The pilot just announced that we are beginning our descent to Cape Town International Airport. Coming back to the issue of COVID-19, I think that weathering the storm does not matter as much as figuring out one’s destination. And when I reflect on the theories that divide politicians and scholars alike, I wonder if they always know where they are taking us with their ideas. The same people who criticize Mboweni for even daring to consider borrowing in the capitals of finance are the same ones who praise regional integration through the AfCFTA, not realizing that financialization and regional integration both derive from neoliberalism.
Actually, neither neoliberalism nor the pandemic should hide the cracks in the domestic economy. Before the President locked down the country, students on several campuses in Eastern Cape were already burning tires to protest against accommodation, registration, unpaid allowances, and students’ historical debts. These issues do not result from market-friendly policies, but from certain promises by the states to provide certain services to students, sometimes despite their impracticality.
Neoliberalism is fundamentally flawed, but our policy makers, lawyers, and economists have not yet offered us any other workable route. They will not be able to overhaul finance, economics, and international economic law wholesale soon. This sort of drastic changes will require massive resources and investments, spread over a long period of time. For the present, a more realistic strategy consists in adapting the flawed existing models to better suit the continent’s unique circumstances. As Jared Diamond wrote in his book Upheaval, nations that have successfully overcome existential threats are those that ‘selectively adapted’ existing technologies and economic models. South Africa has perhaps arrived at such moment of truth. But, instead of jettisoning traditional finance, South Africa may decide to innovate and creatively ‘adapt’ it to its own circumstances.
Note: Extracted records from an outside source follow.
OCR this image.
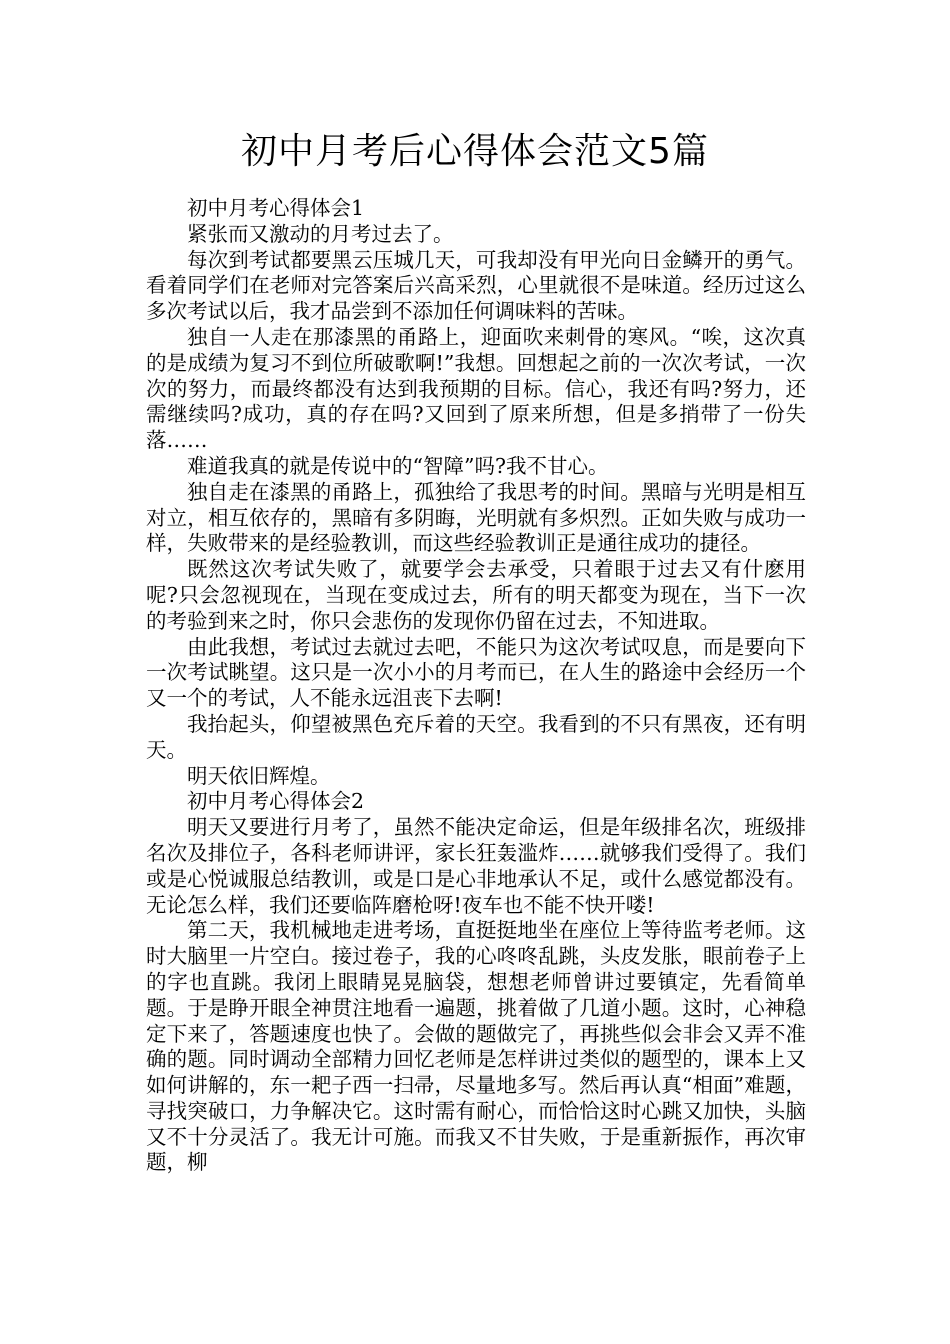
初中月考后心得体会范文5篇

初中月考心得体会1

紧张而又激动的月考过去了。

每次到考试都要黑云压城几天，可我却没有甲光向日金鳞开的勇气。看着同学们在老师对完答案后兴高采烈，心里就很不是味道。经历过这么多次考试以后，我才品尝到不添加任何调味料的苦味。

独自一人走在那漆黑的甬路上，迎面吹来刺骨的寒风。“唉，这次真的是成绩为复习不到位所破歌啊!”我想。回想起之前的一次次考试，一次次的努力，而最终都没有达到我预期的目标。信心，我还有吗?努力，还需继续吗?成功，真的存在吗?又回到了原来所想，但是多捎带了一份失落……

难道我真的就是传说中的“智障”吗?我不甘心。

独自走在漆黑的甬路上，孤独给了我思考的时间。黑暗与光明是相互对立，相互依存的，黑暗有多阴晦，光明就有多炽烈。正如失败与成功一样，失败带来的是经验教训，而这些经验教训正是通往成功的捷径。

既然这次考试失败了，就要学会去承受，只着眼于过去又有什麽用呢?只会忽视现在，当现在变成过去，所有的明天都变为现在，当下一次的考验到来之时，你只会悲伤的发现你仍留在过去，不知进取。

由此我想，考试过去就过去吧，不能只为这次考试叹息，而是要向下一次考试眺望。这只是一次小小的月考而已，在人生的路途中会经历一个又一个的考试，人不能永远沮丧下去啊!

我抬起头，仰望被黑色充斥着的天空。我看到的不只有黑夜，还有明天。

明天依旧辉煌。

初中月考心得体会2

明天又要进行月考了，虽然不能决定命运，但是年级排名次，班级排名次及排位子，各科老师讲评，家长狂轰滥炸……就够我们受得了。我们或是心悦诚服总结教训，或是口是心非地承认不足，或什么感觉都没有。无论怎么样，我们还要临阵磨枪呀!夜车也不能不快开喽!

第二天，我机械地走进考场，直挺挺地坐在座位上等待监考老师。这时大脑里一片空白。接过卷子，我的心咚咚乱跳，头皮发胀，眼前卷子上的字也直跳。我闭上眼睛晃晃脑袋，想想老师曾讲过要镇定，先看简单题。于是睁开眼全神贯注地看一遍题，挑着做了几道小题。这时，心神稳定下来了，答题速度也快了。会做的题做完了，再挑些似会非会又弄不准确的题。同时调动全部精力回忆老师是怎样讲过类似的题型的，课本上又如何讲解的，东一耙子西一扫帚，尽量地多写。然后再认真“相面”难题，寻找突破口，力争解决它。这时需有耐心，而恰恰这时心跳又加快，头脑又不十分灵活了。我无计可施。而我又不甘失败，于是重新振作，再次审题，柳
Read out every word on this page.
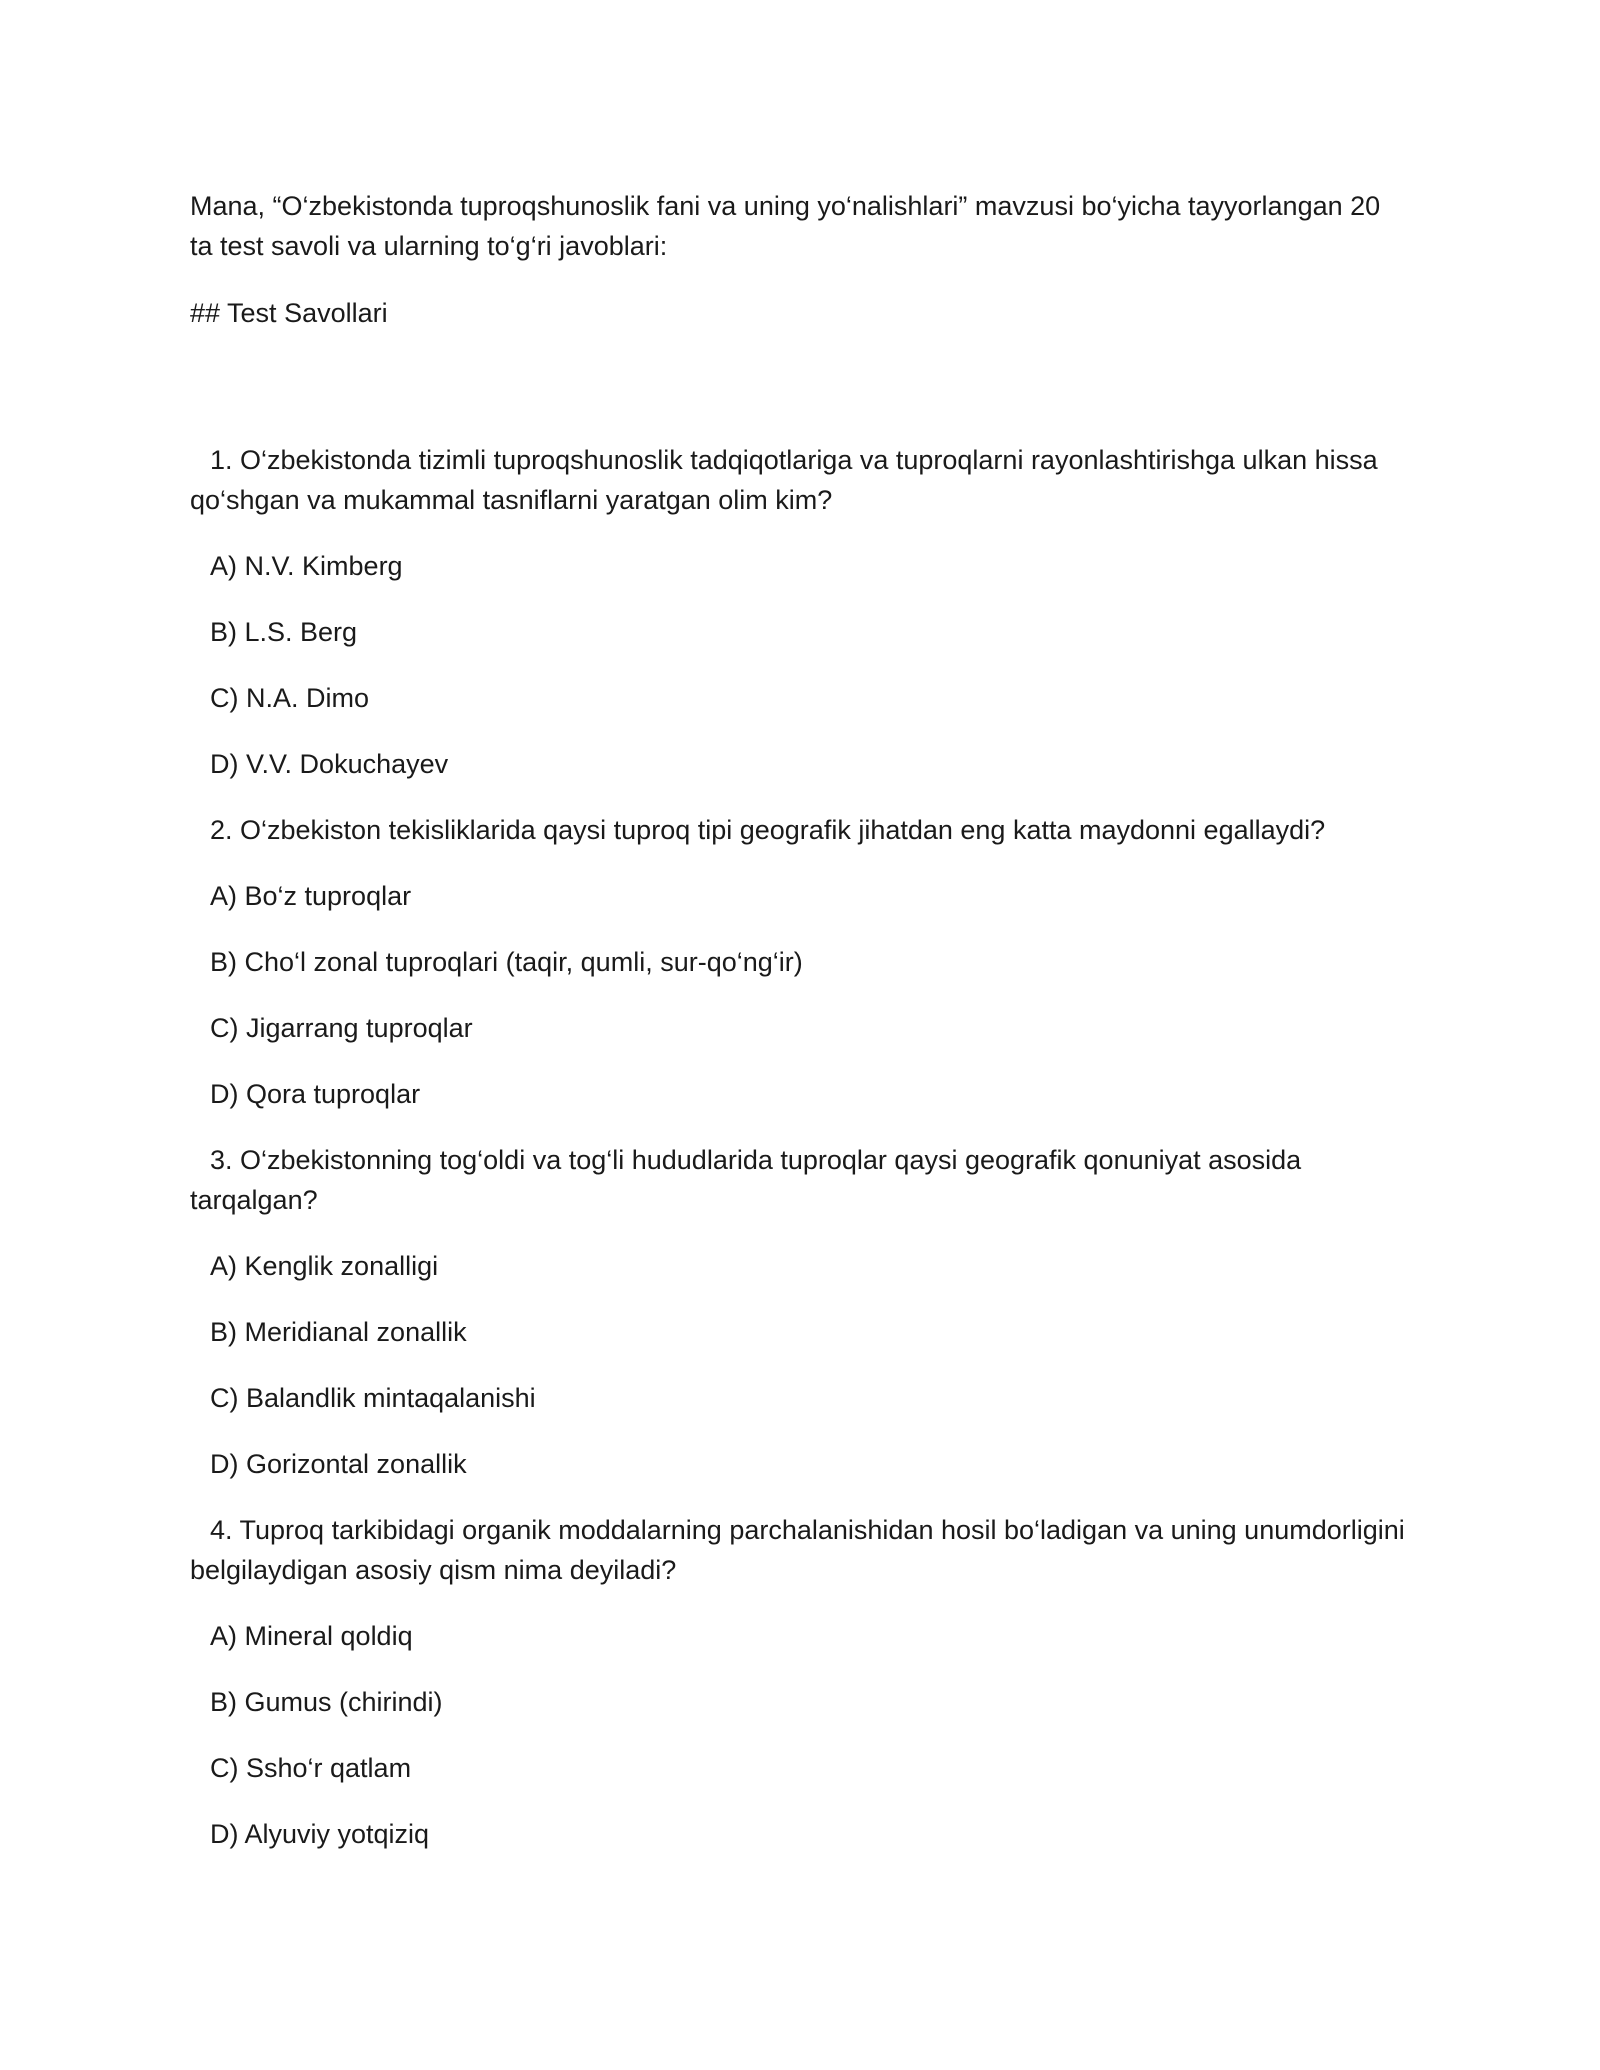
Mana, “O‘zbekistonda tuproqshunoslik fani va uning yo‘nalishlari” mavzusi bo‘yicha tayyorlangan 20 ta test savoli va ularning to‘g‘ri javoblari:

## Test Savollari

1. O‘zbekistonda tizimli tuproqshunoslik tadqiqotlariga va tuproqlarni rayonlashtirishga ulkan hissa qo‘shgan va mukammal tasniflarni yaratgan olim kim?

A) N.V. Kimberg

B) L.S. Berg

C) N.A. Dimo

D) V.V. Dokuchayev

2. O‘zbekiston tekisliklarida qaysi tuproq tipi geografik jihatdan eng katta maydonni egallaydi?

A) Bo‘z tuproqlar

B) Cho‘l zonal tuproqlari (taqir, qumli, sur-qo‘ng‘ir)

C) Jigarrang tuproqlar

D) Qora tuproqlar

3. O‘zbekistonning tog‘oldi va tog‘li hududlarida tuproqlar qaysi geografik qonuniyat asosida tarqalgan?

A) Kenglik zonalligi

B) Meridianal zonallik

C) Balandlik mintaqalanishi

D) Gorizontal zonallik

4. Tuproq tarkibidagi organik moddalarning parchalanishidan hosil bo‘ladigan va uning unumdorligini belgilaydigan asosiy qism nima deyiladi?

A) Mineral qoldiq

B) Gumus (chirindi)

C) Ssho‘r qatlam

D) Alyuviy yotqiziq
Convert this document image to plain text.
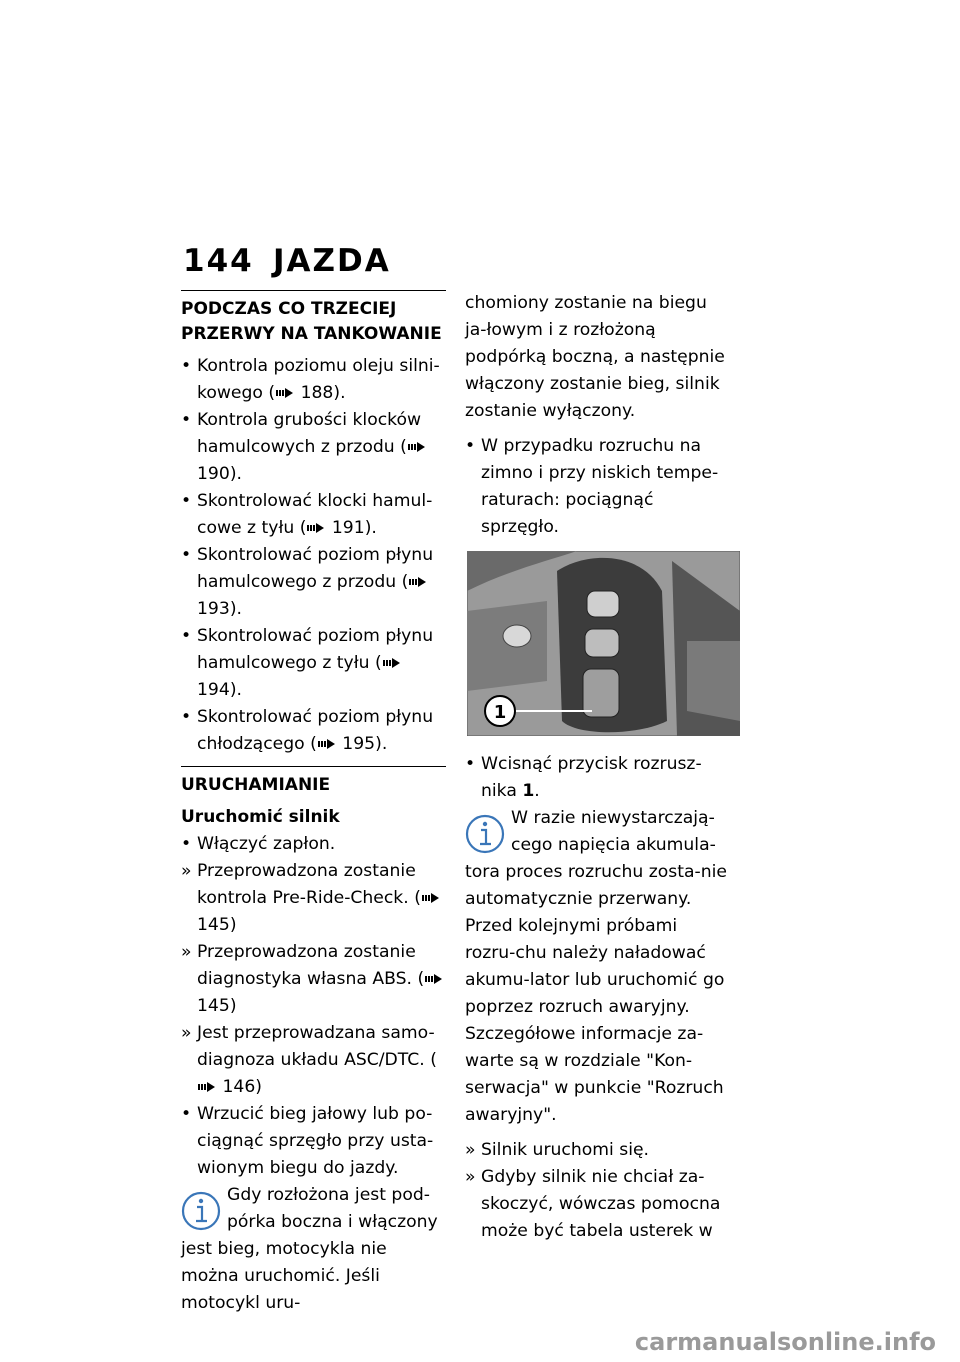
144 JAZDA
PODCZAS CO TRZECIEJ PRZERWY NA TANKOWANIE
• Kontrola poziomu oleju silni-kowego ( 188).
• Kontrola grubości klocków hamulcowych z przodu ( 190).
• Skontrolować klocki hamul-cowe z tyłu ( 191).
• Skontrolować poziom płynu hamulcowego z przodu ( 193).
• Skontrolować poziom płynu hamulcowego z tyłu ( 194).
• Skontrolować poziom płynu chłodzącego ( 195).
URUCHAMIANIE
Uruchomić silnik
• Włączyć zapłon.
» Przeprowadzona zostanie kontrola Pre-Ride-Check. ( 145)
» Przeprowadzona zostanie diagnostyka własna ABS. ( 145)
» Jest przeprowadzana samo-diagnoza układu ASC/DTC. ( 146)
• Wrzucić bieg jałowy lub po-ciągnąć sprzęgło przy usta-wionym biegu do jazdy.
Gdy rozłożona jest pod-pórka boczna i włączony jest bieg, motocykla nie można uruchomić. Jeśli motocykl uru-
chomiony zostanie na biegu ja-łowym i z rozłożoną podpórką boczną, a następnie włączony zostanie bieg, silnik zostanie wyłączony.
• W przypadku rozruchu na zimno i przy niskich tempe-raturach: pociągnąć sprzęgło.
1
• Wcisnąć przycisk rozrusz-nika 1.
W razie niewystarczają-cego napięcia akumula-tora proces rozruchu zosta-nie automatycznie przerwany. Przed kolejnymi próbami rozru-chu należy naładować akumu-lator lub uruchomić go poprzez rozruch awaryjny. Szczegółowe informacje za-warte są w rozdziale "Kon-serwacja" w punkcie "Rozruch awaryjny".
» Silnik uruchomi się.
» Gdyby silnik nie chciał za-skoczyć, wówczas pomocna może być tabela usterek w
carmanualsonline.info
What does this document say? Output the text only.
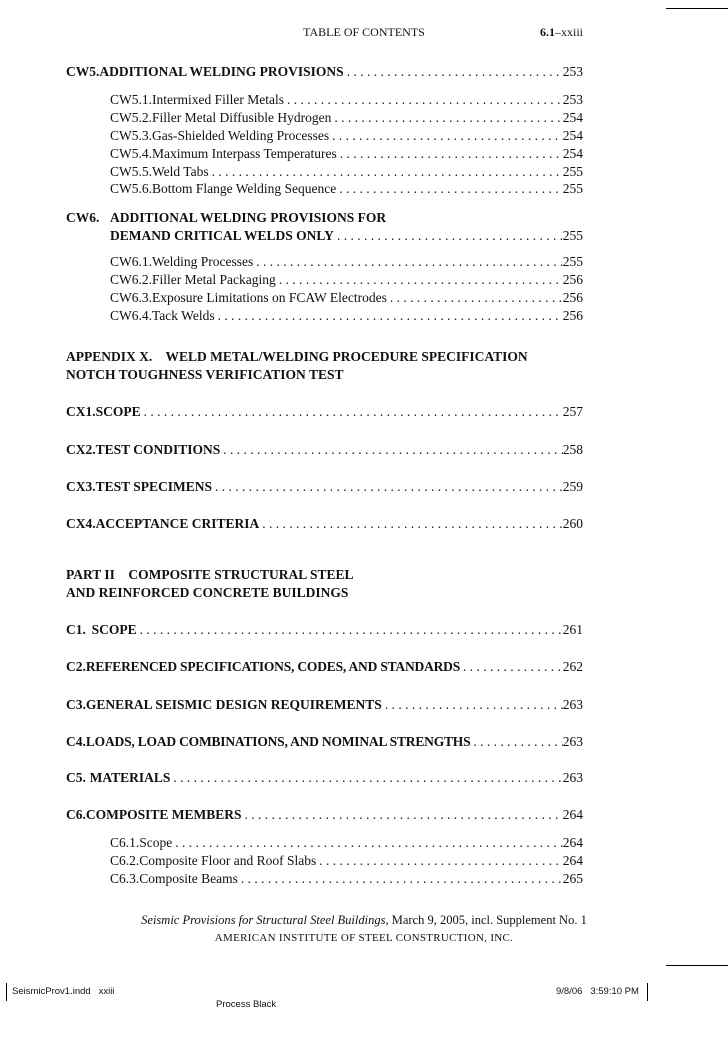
TABLE OF CONTENTS	6.1–xxiii
CW5. ADDITIONAL WELDING PROVISIONS . . .	253
CW5.1. Intermixed Filler Metals . . .	253
CW5.2. Filler Metal Diffusible Hydrogen . . .	254
CW5.3. Gas-Shielded Welding Processes . . .	254
CW5.4. Maximum Interpass Temperatures . . .	254
CW5.5. Weld Tabs . . .	255
CW5.6. Bottom Flange Welding Sequence . . .	255
CW6. ADDITIONAL WELDING PROVISIONS FOR
DEMAND CRITICAL WELDS ONLY . . .	255
CW6.1. Welding Processes . . .	255
CW6.2. Filler Metal Packaging . . .	256
CW6.3. Exposure Limitations on FCAW Electrodes . . .	256
CW6.4. Tack Welds . . .	256
APPENDIX X.    WELD METAL/WELDING PROCEDURE SPECIFICATION
NOTCH TOUGHNESS VERIFICATION TEST
CX1. SCOPE . . .	257
CX2. TEST CONDITIONS . . .	258
CX3. TEST SPECIMENS . . .	259
CX4. ACCEPTANCE CRITERIA . . .	260
PART II    COMPOSITE STRUCTURAL STEEL
AND REINFORCED CONCRETE BUILDINGS
C1. SCOPE . . .	261
C2. REFERENCED SPECIFICATIONS, CODES, AND STANDARDS . . .	262
C3. GENERAL SEISMIC DESIGN REQUIREMENTS . . .	263
C4. LOADS, LOAD COMBINATIONS, AND NOMINAL STRENGTHS . . .	263
C5. MATERIALS . . .	263
C6. COMPOSITE MEMBERS . . .	264
C6.1. Scope . . .	264
C6.2. Composite Floor and Roof Slabs . . .	264
C6.3. Composite Beams . . .	265
Seismic Provisions for Structural Steel Buildings, March 9, 2005, incl. Supplement No. 1
AMERICAN INSTITUTE OF STEEL CONSTRUCTION, INC.
SeismicProv1.indd   xxiii	9/8/06   3:59:10 PM
Process Black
Though the pandemic sent it into a downward spiral, the world of finance has retained one of its safer and more useful functions: bonds. The African Development Bank raised 3 billion US dollars by issuing corona-related bonds. With all the ‘Big Three’ credit rating agencies having downgraded South Africa’s sovereign debt to junk status, tapping into global financial markets becomes almost inevitable for an economy like South Africa’s, with low savings and high household debts.
True, Amin and dependency theorists would lament that touching Western money will make South Africa very sick. But developing countries will get sicker if they do not borrow in these challenging times. Maybe the real tragedy of this pandemic lies in having to choose between evils, between the types of illness a nation is willing to suffer. Given these dilemmas, now I think that the masked air hostess was smirking.